Everything's cooler with flying cars and lasers.I'm curious about how people used to think about the future, and how it was full of flying cars and meals that come in a pill. But that's totally not what it ended up resembling at all.-- El-P
Not yet. But look, instead of flying cars, we've got fucking police helicopters and drones. Your neighbor's not gonna have a flying car, but I guarantee your fucking police department will. Of course, it's just not gonna look like a flying car to you because it's going to come about so incrementally. You might not have a meal in a pill, but you certainly do have institutionalized meals being fed to your kids that are created in laboratories and stripped of any nutrients that are fed in a classist way to people. It doesn't matter what the specifics are. This isn't what my music is about, to be honest, but it's about being alive and reconciling with that, reconciling the real truth to be alive and live as a human.
You decided to put Definitive Jux on hold a couple years back. Now you've got your record out [via Fat Possum], and the Killer Mike record you produced coming out. Do you feel like you're just now starting to see the payoff of that decision?
I don't know. There's complications and downsides, and there's upsides. Yes, I do feel like it was the right decision for me and everyone involved. I'm enjoying the results of that decision for me personally to have space to focus on music. I couldn't ask for much more to get the chance to be doing my thing and people taking an interest in it. And it's not like it was unsuccessful. There were great successes and joys, and there were losses and tough times. But I'm at a point now where easing back and letting whatever happen is a new and exciting thing.

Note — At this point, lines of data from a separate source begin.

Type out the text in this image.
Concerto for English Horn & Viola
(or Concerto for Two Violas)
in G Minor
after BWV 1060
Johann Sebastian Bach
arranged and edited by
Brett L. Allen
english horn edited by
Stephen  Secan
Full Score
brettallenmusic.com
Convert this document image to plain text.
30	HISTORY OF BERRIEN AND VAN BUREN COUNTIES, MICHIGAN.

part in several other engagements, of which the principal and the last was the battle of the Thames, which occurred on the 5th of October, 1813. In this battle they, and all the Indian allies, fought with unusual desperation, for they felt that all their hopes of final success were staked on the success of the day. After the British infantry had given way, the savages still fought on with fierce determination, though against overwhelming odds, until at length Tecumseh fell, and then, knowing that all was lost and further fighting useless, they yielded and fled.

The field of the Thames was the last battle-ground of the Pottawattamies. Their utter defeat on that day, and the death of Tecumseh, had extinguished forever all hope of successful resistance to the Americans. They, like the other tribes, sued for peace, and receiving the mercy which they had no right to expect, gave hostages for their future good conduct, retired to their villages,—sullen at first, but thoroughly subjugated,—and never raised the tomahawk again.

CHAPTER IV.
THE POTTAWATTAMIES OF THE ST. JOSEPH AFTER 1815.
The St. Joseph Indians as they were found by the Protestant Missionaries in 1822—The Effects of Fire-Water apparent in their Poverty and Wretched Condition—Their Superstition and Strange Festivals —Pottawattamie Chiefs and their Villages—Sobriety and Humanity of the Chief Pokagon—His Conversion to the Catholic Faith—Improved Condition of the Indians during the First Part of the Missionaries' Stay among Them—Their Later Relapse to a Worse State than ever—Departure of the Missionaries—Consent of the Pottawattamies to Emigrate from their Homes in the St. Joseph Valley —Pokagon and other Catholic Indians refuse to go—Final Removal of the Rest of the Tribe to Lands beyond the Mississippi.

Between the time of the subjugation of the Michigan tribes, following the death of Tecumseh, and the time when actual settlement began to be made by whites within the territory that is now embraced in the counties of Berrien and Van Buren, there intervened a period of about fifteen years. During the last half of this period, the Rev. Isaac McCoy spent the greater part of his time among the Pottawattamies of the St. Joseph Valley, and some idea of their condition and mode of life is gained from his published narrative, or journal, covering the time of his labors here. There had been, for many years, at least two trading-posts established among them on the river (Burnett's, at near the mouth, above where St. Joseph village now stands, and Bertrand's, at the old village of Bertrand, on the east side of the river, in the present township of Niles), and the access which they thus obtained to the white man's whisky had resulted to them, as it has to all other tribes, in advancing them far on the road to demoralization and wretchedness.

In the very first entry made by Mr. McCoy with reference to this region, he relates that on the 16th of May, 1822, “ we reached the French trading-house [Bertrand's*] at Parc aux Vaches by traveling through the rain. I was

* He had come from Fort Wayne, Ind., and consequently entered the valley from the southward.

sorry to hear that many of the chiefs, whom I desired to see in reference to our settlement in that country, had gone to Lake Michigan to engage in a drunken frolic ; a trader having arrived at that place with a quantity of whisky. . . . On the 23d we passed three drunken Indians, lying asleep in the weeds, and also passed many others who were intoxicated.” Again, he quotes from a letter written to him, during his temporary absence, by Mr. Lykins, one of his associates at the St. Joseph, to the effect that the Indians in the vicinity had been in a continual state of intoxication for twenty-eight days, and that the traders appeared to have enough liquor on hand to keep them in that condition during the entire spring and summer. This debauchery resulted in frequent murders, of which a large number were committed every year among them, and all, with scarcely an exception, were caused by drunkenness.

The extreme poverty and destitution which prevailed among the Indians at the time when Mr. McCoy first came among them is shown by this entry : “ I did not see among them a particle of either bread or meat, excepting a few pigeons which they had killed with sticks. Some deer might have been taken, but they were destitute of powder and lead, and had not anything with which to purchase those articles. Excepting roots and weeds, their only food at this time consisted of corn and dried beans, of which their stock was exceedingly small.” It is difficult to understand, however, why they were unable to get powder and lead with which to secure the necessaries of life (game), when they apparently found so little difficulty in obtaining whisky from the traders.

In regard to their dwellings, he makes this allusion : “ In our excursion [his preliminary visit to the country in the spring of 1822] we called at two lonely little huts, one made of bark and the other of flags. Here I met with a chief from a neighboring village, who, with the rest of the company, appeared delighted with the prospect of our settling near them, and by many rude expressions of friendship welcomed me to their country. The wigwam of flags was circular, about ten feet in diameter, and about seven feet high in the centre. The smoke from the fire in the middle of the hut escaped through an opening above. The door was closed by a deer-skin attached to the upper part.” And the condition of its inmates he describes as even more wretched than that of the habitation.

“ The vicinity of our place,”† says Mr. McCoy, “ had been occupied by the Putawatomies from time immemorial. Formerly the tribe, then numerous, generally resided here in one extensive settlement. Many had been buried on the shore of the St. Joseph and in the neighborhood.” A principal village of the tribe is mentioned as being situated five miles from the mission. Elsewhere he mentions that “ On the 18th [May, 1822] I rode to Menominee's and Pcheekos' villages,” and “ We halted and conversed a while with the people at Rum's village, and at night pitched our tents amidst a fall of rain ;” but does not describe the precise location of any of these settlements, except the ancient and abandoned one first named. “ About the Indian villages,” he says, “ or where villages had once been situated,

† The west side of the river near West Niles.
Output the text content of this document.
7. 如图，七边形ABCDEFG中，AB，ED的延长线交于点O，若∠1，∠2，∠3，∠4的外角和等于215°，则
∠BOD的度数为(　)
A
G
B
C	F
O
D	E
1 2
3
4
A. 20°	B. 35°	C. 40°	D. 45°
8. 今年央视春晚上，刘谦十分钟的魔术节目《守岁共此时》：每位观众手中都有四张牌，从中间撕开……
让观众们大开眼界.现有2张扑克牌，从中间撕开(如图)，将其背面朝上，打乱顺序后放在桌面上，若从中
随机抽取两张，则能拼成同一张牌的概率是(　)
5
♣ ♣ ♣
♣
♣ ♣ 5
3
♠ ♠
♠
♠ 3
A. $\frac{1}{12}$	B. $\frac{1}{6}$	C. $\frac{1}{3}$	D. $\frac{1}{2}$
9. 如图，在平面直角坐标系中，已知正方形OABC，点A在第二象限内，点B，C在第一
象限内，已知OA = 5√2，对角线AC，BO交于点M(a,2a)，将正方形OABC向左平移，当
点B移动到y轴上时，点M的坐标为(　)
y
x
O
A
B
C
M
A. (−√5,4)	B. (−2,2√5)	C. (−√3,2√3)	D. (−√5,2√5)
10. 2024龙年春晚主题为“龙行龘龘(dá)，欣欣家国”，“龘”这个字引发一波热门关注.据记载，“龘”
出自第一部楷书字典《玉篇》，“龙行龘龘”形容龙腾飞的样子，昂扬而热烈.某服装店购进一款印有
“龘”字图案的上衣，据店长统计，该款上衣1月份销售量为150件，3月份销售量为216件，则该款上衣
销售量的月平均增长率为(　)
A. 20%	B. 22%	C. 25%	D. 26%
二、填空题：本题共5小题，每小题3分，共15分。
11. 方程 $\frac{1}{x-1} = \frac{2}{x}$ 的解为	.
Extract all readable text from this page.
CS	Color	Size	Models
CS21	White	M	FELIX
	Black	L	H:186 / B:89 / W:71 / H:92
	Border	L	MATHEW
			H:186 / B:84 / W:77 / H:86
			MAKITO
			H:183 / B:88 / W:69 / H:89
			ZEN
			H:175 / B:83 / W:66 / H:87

The reality is that I was never going to work or going to the office. I wasn't involved in the real technical stuff. I had already gotten myself where my job was to trying to make music happen, but at the same time it was my and responsibility to deal with anything that came out of it. I'm sure if I had become rich doing Def Jux, it might have been different. [Laughs] Like, "Hey, I made a million dollars! This is fucking great!" But it was a labor of love, and I lost all my money doing this shit, several times, and it was okay with me. You have to listen to your heart. It was a tough decision to make, but it feels in retrospect like a good decision.